232 Black History Matters (1 course) This course is the same as HIS-232. The complete course description can be found in the History listings.

236 Gender, Sexuality, and the Holocaust (1 course) What social, political, and ethical issues emerge when we link the study of the Holocaust to the study of gender and sexuality? Through a variety of media and genres, including films, testimonies, fiction, historical narratives and theoretical essays, this course brings a feminist methodology to our understanding of the Holocaust and genocide more broadly. How did conceptualizations of gender and sexuality affect the experiences of perpetrators, bystanders, resistance members, witnesses, and victims throughout the Second World War? What intersections and divergences existed between gender, sexuality, and race in Nazi ideology? What similarities and differences were there between men’s and women’s experiences of the Nazi camps? What roles do gender and sexuality play in representing, remembering, and memorializing genocidal violence? This course counts toward the Peace, Justice, and Conflict Studies major/minor and Comparative Literature minor. GLOBL, Fall semester, even years.

238 Gender and Sexuality in the United States (1 course) This course is the same as HIS-238. The complete course description can be found in the History listings.

244, 344 Special Topics (1 course, 1 course) Special topics in gender, women, and sexuality studies. Content will vary from semester to semester. Courses will explore a topic or problem in depth and students will read, discuss, and write. More than one special topic may be taken. Fall and/or Spring semesters.

248 Gender, Knowledge, and Reality (1 course) This course is the same as PHI-248. The complete course description can be found in the Philosophy listings.

260 Global Feminisms (1 course) This course explores theories developed by Third World feminist theorists. We will consider the various ways that feminist theorists across the globe have addressed such phenomena as imperialism, de-colonialization, national liberation, and global capitalism. We will analyze the cultural, economic and political conditions that promote or inhibit activism to promote women’s rights. This course encourages students to think about theoretical issues in relation to the everyday lives of women in various parts of the world, including the everyday world of Saint Peter, Minnesota. GLOBLHIPHIWRITD, Fall semester, odd years.

264 African Women in a Changing World (1 course) This courses discusses the changing world and its impact on women in Africa; specifically, the changing place of women in the family, society, economics, and politics. The course connects these changes to the surge of feminism and the role of African women in theorizing and practicing feminisms and places African women’s feminism in the context of global feminist theories This course counts toward the African Studies minor. GLOBL. Spring semester.

280 Revolution, Resistance, and Liberation (1 course) This course is the same as POL-280. The complete course description can be found in the Political Science listings.

285 Sex, Power and Politics (1 course) This course is the same as POL-285. The complete course description can be found in the Political Science listings.

268, 368 Career Exploration, Internship (Course value to be determined) Off-campus employment experience related to the student’s major. See description of the Internship Program. Prerequisite: junior or senior status. Fall and Spring semesters and Summer.

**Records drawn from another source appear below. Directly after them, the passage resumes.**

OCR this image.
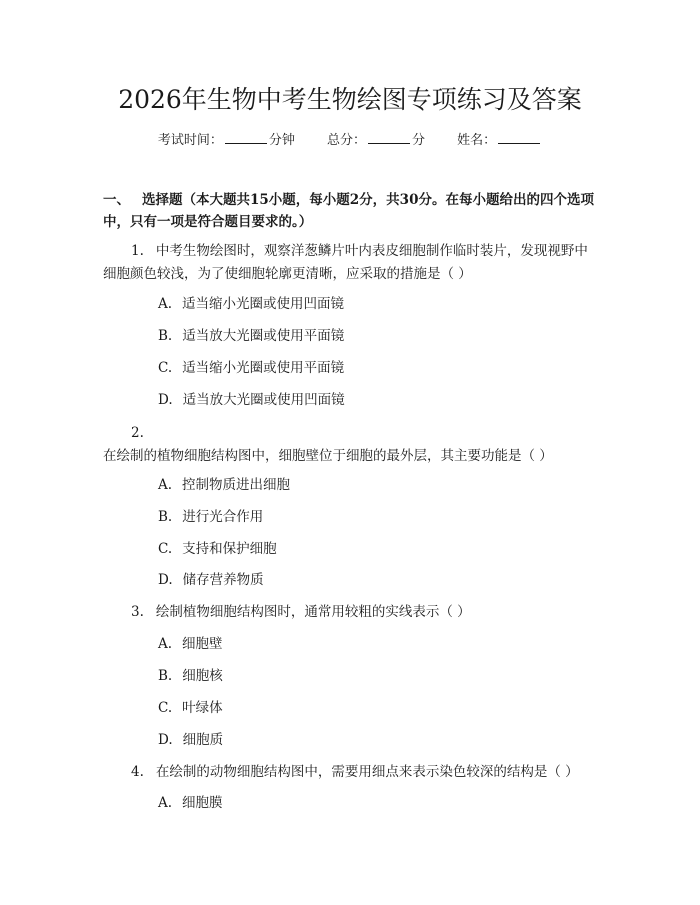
2026年生物中考生物绘图专项练习及答案
考试时间：	分钟 总分：	分 姓名：

一、 选择题（本大题共15小题，每小题2分，共30分。在每小题给出的四个选项中，只有一项是符合题目要求的。）

1. 中考生物绘图时，观察洋葱鳞片叶内表皮细胞制作临时装片，发现视野中细胞颜色较浅，为了使细胞轮廓更清晰，应采取的措施是（ ）

A. 适当缩小光圈或使用凹面镜

B. 适当放大光圈或使用平面镜

C. 适当缩小光圈或使用平面镜

D. 适当放大光圈或使用凹面镜

2.在绘制的植物细胞结构图中，细胞壁位于细胞的最外层，其主要功能是（ ）

A. 控制物质进出细胞

B. 进行光合作用

C. 支持和保护细胞

D. 储存营养物质

3. 绘制植物细胞结构图时，通常用较粗的实线表示（ ）

A. 细胞壁

B. 细胞核

C. 叶绿体

D. 细胞质

4. 在绘制的动物细胞结构图中，需要用细点来表示染色较深的结构是（ ）

A. 细胞膜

380 Colloquium: Special Topics (1 course) Possible topics include feminist studies in popular culture, feminist perspectives on the body, and the questions of what it means to create feminist institutions and live as feminists. Regardless of the topic, the course affords students the opportunity to examine the relationships among theory, activism, empirical research, and feminist praxis. Students with diverse interests, perspectives, and expertise will have the opportunity to reflect on the significance of their gender, women, and sexuality studies education in relation to their lives. This course may be repeated for credit as topics change. WRITD, Fall semester.

291, 391 Independent Study (Course value to be determined) Fall and Spring semester.